Yours etc. and waiting for the invitation to become Lord Clarke!

Michael Clarke


It is ridiculous that Boris Johnson is now appointing a spokesperson to speak for him. A PM who is not capable of personally communicating with the electorate should not be in the job.

We are, ostensibly, a parliamentary democracy where, as pointed out by Sir Lindsay Hoyle, all announcements by the PM should be first made to parliament. Therefore, if correct protocol is being observed by the PM, there should be no reason to appoint a spokesperson.

Ian Auchterlonie


The government is apparently considering moving the House of Lords to York (out of sight, out of mind, maybe?), but York itself seems not so keen on the idea. Andrew Adonis suggests moving the House of Commons as well and proposes a national competition for the new location.
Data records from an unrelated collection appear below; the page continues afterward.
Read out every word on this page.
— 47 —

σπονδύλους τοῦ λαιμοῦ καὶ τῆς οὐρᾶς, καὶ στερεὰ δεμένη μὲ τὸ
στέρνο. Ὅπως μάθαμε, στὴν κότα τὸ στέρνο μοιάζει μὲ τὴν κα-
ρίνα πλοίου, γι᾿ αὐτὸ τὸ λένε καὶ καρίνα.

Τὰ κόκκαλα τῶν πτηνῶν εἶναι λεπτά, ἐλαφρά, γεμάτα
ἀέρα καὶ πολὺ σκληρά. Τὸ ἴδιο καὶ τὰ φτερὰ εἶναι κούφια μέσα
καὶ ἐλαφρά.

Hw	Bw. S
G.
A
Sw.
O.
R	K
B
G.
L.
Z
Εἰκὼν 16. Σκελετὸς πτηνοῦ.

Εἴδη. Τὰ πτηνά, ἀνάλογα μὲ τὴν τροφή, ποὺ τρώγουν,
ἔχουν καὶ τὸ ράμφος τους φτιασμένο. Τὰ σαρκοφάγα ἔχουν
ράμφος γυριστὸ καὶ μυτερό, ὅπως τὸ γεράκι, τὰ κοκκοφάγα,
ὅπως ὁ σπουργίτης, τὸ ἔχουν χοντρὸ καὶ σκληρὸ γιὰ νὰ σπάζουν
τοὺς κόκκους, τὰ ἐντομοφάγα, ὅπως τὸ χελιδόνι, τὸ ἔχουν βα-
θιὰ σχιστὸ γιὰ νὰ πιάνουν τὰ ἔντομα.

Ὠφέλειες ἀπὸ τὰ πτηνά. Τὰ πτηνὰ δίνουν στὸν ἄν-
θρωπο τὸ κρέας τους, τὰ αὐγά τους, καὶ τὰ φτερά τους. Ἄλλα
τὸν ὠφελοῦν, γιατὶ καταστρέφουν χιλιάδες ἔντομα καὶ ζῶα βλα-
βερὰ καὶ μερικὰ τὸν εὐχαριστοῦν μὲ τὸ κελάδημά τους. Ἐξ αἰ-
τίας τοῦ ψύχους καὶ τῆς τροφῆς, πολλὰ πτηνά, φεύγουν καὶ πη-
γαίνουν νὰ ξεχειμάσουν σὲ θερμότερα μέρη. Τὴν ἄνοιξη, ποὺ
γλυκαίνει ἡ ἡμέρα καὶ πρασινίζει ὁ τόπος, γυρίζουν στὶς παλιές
Could I be the first to suggest Barnard Castle? Not only is this a pleasant market town, but it is conveniently situated only a five- or six-hour drive from London on a Friday evening.

Indeed, could I suggest that the government is lacking ambition in its levelling-up agenda and should consider moving the whole of government to the north east?

Not only would this help address the problem of the metropolitan elite and politicians working in the Westminster 'bubble', but there would be no place for ministers and advisers to hide from public scrutiny due to the high-level of visual acuity of those visiting the area.